Post WWII: Progress vs. Red-Baiting
/In 1945, the Society boasted seven members of the government among its members, including two of its Honourable Vice-Presidents, Sir Stafford Cripps and Clement Attlee. John Platts-Mills had been elected as a Labour MP and D N Pritt as an independent MP. Both rapidly fell out of favour with the Labour government.
The Society threw itself into lobbying for a system of legal aid and the Legal Aid and Advice Act was passed in 1949. 'Law Reform Now' (1947), advocated a comprehensive criminal justice bill, the abolition of capital and corporal punishment, divorce reform and more effective rent restrictions, amongst other proposals.
At the same time, relations between the Labour Party and the Society were becoming more strained. The Labour Party had expelled Sir Stafford Cripps in 1939 (subsequently re-admitting him) and D N Pritt in 1940. The Society rejected the Labour Party’s list of proscribed organisations and continued to allow Communist Party members to join.
In 1948, Platt-Mills was expelled from the Labour Party for sending a congratulatory telegram to Pietro Nenni, the Italian socialist leader who had formed an alliance with the Communists and achieved substantial electoral successes. In December 1948, Gerald Gardiner (later Labour Lord Chancellor 1964 – 1970) tabled a motion to disqualify from Haldane membership anyone "who is a member of a political party other than the Labour Party or of any body membership of which renders him [sic] ineligible for membership of the Labour Party". This was a direct attack on Communist Party members and sympathisers within the Society. The motion was defeated at a highly charged AGM. After a series of split executive meetings, a second motion, restricting membership to members or sympathisers of the Labour Party, was put to a members’ ballot. It received the support of a majority of the membership but not the requisite two-thirds required and so it fell. The anti-Communists walked away, forming the Society of Labour Lawyers, and the Haldane Society withdrew its affiliation to the Labour Party. Ever since, we have remained firmly socialist, but equally committed to independence from any individual political party.

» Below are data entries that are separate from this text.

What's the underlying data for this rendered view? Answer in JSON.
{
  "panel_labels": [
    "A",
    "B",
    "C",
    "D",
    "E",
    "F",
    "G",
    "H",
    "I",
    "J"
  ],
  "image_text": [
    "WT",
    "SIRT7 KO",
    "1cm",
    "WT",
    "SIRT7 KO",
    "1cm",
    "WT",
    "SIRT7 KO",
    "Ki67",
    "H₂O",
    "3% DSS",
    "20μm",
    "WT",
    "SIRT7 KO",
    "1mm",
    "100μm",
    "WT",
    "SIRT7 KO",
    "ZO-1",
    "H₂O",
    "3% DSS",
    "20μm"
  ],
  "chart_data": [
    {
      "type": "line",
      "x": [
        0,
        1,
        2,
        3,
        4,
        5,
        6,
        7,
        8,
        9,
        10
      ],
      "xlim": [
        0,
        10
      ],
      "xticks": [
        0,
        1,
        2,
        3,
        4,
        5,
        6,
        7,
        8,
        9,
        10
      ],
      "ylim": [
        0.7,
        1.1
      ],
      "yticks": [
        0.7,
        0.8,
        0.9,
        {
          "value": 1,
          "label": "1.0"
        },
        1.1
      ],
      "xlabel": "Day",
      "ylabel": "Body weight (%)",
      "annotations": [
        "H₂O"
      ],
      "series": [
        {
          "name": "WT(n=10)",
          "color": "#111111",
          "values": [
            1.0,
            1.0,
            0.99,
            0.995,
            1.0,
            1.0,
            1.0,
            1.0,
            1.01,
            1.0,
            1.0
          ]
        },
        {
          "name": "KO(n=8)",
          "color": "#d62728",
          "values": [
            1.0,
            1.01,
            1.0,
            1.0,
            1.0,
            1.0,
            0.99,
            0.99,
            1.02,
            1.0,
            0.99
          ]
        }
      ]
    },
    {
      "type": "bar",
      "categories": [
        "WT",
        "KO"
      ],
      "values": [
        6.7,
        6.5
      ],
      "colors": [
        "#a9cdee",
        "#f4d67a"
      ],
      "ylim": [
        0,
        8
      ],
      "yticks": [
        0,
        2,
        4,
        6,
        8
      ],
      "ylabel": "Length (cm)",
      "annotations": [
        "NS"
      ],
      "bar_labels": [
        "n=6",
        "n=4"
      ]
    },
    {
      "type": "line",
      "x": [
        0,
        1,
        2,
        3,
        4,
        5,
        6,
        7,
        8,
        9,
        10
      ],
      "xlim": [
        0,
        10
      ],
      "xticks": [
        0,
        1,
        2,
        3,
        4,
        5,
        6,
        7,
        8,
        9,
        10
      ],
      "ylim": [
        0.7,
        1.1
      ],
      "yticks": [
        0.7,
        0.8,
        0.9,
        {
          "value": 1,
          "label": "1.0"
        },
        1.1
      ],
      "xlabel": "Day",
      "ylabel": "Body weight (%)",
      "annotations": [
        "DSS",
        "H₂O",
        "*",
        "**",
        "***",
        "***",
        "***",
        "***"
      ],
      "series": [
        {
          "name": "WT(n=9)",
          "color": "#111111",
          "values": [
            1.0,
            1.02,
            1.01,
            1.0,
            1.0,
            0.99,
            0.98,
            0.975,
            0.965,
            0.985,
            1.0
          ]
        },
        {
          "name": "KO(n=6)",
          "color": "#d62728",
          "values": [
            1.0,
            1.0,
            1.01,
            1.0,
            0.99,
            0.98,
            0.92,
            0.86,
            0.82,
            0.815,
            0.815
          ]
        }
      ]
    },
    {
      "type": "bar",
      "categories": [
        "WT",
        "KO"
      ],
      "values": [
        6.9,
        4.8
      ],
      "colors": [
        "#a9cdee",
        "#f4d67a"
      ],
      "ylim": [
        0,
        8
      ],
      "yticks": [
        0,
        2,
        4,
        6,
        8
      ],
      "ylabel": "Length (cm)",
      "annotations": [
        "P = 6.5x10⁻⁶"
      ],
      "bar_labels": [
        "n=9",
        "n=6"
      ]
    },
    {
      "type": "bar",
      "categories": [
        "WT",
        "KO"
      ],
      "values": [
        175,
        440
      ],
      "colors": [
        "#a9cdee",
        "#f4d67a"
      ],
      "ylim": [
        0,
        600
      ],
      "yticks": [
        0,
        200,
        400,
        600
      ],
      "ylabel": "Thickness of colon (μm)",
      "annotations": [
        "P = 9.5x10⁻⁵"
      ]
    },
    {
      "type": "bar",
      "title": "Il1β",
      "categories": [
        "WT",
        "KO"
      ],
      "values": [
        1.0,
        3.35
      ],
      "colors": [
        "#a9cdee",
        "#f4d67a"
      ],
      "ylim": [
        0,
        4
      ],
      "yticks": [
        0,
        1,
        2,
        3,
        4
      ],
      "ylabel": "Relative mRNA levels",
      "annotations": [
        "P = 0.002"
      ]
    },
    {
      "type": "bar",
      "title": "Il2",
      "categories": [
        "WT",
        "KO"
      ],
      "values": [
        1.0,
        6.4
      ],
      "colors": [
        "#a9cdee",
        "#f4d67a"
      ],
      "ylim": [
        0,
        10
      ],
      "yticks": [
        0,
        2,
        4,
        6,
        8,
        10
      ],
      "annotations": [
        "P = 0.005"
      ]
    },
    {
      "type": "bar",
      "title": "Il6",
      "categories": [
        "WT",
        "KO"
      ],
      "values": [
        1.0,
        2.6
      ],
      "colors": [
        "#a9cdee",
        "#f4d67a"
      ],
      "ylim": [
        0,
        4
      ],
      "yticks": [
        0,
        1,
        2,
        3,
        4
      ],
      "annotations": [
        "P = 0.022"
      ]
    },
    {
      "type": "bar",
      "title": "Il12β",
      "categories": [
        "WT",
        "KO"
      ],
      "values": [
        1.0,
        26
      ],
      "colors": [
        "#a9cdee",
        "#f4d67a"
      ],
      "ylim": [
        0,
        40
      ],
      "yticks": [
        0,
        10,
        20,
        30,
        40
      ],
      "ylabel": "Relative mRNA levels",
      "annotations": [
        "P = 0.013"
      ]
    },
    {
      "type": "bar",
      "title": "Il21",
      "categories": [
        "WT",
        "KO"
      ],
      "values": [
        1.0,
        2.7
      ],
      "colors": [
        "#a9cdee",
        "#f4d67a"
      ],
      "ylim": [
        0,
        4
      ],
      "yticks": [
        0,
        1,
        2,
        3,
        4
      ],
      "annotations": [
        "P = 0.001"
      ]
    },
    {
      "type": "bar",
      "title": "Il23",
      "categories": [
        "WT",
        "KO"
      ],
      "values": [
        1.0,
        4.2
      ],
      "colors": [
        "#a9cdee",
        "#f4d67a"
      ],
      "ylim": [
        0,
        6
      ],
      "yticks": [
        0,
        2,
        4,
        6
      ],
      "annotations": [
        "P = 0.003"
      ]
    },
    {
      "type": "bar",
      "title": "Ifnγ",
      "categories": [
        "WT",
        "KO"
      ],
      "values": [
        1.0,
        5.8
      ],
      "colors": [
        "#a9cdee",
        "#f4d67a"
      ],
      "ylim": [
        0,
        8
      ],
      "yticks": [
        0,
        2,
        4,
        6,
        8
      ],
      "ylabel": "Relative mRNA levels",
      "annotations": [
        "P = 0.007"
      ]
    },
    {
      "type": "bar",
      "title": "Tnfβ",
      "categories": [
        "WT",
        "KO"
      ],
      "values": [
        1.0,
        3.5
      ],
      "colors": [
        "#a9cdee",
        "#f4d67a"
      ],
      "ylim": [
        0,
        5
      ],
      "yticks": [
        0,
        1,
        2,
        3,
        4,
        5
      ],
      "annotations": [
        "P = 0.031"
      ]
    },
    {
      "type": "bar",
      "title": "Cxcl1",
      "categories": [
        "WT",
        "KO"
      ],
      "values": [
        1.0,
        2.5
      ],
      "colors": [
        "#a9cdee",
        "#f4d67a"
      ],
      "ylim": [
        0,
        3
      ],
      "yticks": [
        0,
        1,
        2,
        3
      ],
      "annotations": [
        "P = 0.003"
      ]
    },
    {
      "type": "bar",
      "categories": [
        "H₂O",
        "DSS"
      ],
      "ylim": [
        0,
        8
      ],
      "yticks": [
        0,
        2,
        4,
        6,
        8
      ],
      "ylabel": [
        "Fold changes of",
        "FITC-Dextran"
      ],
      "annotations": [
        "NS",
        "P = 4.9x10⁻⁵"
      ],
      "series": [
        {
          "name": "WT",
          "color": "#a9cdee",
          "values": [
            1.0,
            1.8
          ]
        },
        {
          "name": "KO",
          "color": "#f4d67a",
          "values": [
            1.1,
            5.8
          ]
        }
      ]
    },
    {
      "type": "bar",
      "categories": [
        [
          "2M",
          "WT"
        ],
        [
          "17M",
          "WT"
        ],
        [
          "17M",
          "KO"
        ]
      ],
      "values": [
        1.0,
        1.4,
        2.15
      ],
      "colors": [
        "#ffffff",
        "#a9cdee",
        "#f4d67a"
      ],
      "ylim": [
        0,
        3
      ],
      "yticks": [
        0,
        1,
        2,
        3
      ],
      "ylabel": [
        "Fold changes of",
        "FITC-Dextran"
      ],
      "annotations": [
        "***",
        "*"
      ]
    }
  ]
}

During the 1950s, the Society struggled on, despite being denounced by politicians and in the mainstream press for links to the International Association of Democratic Lawyers and for campaigning against the execution of the Rosenbergs in the US. The IADL was certainly Soviet-dominated at the time and this resulted in a great deal of debate and controversy within the Society itself. The Society also provided legal assistance to anti-colonial struggles, and sent observers to trials abroad. It continued lobbying for law reforms, publishing on rent controls, women’s rights, the legalisation of homosexuality, race discrimination, prisons, legal aid and other topics.